I looked the part. They shaved around the wound for suturing during surgery (the doctor proudly said he minimized it, considering I’m an idol), and to hide it I wore a cap—which only made me stand out among the glittering idols.
“It’s not like anyone doesn’t know why I’m in a cap.”
It had been on entertainment and even society news. Of course people were shocked...
“Iwol, are you actually performing today?”
...I didn’t expect even Yur, the MC, to look surprised instead of his usual calm.
He ended up lining us up on the dressing-room sofa and handing out snacks when he came to greet us.
“I’m only popping in and out.”
“Is that okay? I heard you were badly hurt.”
“I recover quickly.”
He told me passion is great but I should take care of my health, and suggested we grab a meal after the show ends.
On top of that, Verion—who’d told everyone what a good person I am—nearly made me cry with their warm check-in. By the time I got back to our room, I was drained.
Spark were the only idols I really knew. When did I end up with this many shiny celebrity acquaintances.

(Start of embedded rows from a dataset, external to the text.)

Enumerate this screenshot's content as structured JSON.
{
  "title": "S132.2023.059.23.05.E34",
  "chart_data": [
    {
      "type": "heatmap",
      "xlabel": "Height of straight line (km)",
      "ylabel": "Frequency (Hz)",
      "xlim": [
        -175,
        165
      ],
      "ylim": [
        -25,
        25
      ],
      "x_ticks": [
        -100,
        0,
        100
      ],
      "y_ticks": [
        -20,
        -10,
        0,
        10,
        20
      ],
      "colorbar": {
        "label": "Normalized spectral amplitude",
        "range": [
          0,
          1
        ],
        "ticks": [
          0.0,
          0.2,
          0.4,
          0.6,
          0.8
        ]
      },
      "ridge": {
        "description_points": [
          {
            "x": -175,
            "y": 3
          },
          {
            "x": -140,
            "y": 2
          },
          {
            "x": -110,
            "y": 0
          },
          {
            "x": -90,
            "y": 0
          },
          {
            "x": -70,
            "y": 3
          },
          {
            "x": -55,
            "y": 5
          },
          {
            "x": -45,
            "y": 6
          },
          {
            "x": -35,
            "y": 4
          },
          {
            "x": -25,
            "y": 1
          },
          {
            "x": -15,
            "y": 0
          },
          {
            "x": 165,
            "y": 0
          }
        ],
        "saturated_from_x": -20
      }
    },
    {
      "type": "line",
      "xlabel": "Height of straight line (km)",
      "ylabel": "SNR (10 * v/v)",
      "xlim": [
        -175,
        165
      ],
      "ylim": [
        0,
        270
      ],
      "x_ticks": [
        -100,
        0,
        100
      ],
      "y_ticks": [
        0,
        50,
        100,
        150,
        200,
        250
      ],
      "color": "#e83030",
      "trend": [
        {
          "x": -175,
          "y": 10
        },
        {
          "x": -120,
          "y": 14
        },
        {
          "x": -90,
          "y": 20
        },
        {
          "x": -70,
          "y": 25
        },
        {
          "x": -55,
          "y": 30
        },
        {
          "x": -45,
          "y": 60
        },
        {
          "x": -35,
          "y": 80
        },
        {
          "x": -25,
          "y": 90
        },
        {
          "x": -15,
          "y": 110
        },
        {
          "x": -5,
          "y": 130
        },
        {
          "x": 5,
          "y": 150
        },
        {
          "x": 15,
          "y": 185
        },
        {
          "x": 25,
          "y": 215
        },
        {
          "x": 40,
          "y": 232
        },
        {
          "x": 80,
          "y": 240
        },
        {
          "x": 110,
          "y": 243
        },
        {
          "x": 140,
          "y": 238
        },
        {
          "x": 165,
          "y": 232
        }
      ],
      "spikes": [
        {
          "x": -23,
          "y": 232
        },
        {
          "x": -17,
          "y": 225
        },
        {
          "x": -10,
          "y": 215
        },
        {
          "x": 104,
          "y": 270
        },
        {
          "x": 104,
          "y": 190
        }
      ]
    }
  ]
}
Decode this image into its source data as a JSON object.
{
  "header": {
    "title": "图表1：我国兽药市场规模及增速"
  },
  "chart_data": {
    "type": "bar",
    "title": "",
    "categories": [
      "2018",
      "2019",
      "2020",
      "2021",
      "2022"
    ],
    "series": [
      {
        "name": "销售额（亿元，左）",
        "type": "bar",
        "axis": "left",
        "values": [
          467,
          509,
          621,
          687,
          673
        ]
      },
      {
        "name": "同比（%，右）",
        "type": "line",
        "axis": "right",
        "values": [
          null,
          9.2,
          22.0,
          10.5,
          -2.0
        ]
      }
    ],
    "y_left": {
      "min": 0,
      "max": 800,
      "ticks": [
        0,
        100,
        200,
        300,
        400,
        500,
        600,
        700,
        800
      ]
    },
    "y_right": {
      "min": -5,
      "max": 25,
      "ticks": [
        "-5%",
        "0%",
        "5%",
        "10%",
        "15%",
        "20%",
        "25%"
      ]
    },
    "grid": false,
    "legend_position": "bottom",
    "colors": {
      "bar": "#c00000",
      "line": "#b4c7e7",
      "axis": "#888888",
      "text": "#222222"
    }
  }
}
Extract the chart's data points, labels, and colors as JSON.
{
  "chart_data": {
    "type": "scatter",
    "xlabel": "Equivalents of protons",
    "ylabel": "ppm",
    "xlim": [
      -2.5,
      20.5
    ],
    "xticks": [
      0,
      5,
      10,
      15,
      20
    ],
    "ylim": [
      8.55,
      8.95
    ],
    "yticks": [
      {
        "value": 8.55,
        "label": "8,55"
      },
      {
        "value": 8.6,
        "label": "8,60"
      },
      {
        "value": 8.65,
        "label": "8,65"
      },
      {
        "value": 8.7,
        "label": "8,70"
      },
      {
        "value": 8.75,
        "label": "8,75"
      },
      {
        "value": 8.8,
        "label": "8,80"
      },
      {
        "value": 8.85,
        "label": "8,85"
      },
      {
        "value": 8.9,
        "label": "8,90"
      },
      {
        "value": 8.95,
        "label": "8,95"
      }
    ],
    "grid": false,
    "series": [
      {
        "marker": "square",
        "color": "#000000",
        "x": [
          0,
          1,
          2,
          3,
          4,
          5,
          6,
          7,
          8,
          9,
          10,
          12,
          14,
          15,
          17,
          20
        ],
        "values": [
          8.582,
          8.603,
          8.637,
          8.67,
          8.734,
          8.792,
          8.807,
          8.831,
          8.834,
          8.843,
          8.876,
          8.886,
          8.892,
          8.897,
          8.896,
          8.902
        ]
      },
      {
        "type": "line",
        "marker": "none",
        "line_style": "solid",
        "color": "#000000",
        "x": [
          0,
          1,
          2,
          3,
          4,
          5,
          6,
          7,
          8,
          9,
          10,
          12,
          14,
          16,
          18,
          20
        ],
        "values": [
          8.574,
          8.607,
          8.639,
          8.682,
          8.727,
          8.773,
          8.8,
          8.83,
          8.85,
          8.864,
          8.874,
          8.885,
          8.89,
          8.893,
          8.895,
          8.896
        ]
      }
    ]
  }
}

“It was hard while we were doing it, but now that it’s ending, I’m sad.”
Lee Cheonghyeon slid into the seat beside me.
“How can you be sad when you haven’t even performed yet.”
“I knew you’d say that.”
Saying it anyway—his guts have grown.
Once upon a time he was so scared of debuting with his own song he even ran away.
“You’ve changed a lot in less than a year, huh.”
“What are you talking about? I haven’t lost my rookie heart.”
“That’s not what I mean.”
Face gone pale, he bolted to Jeong Seongbin.
Then he pestered Seongbin, asking if his eyes looked dead. To an outsider, it would look like I’d been grilling him.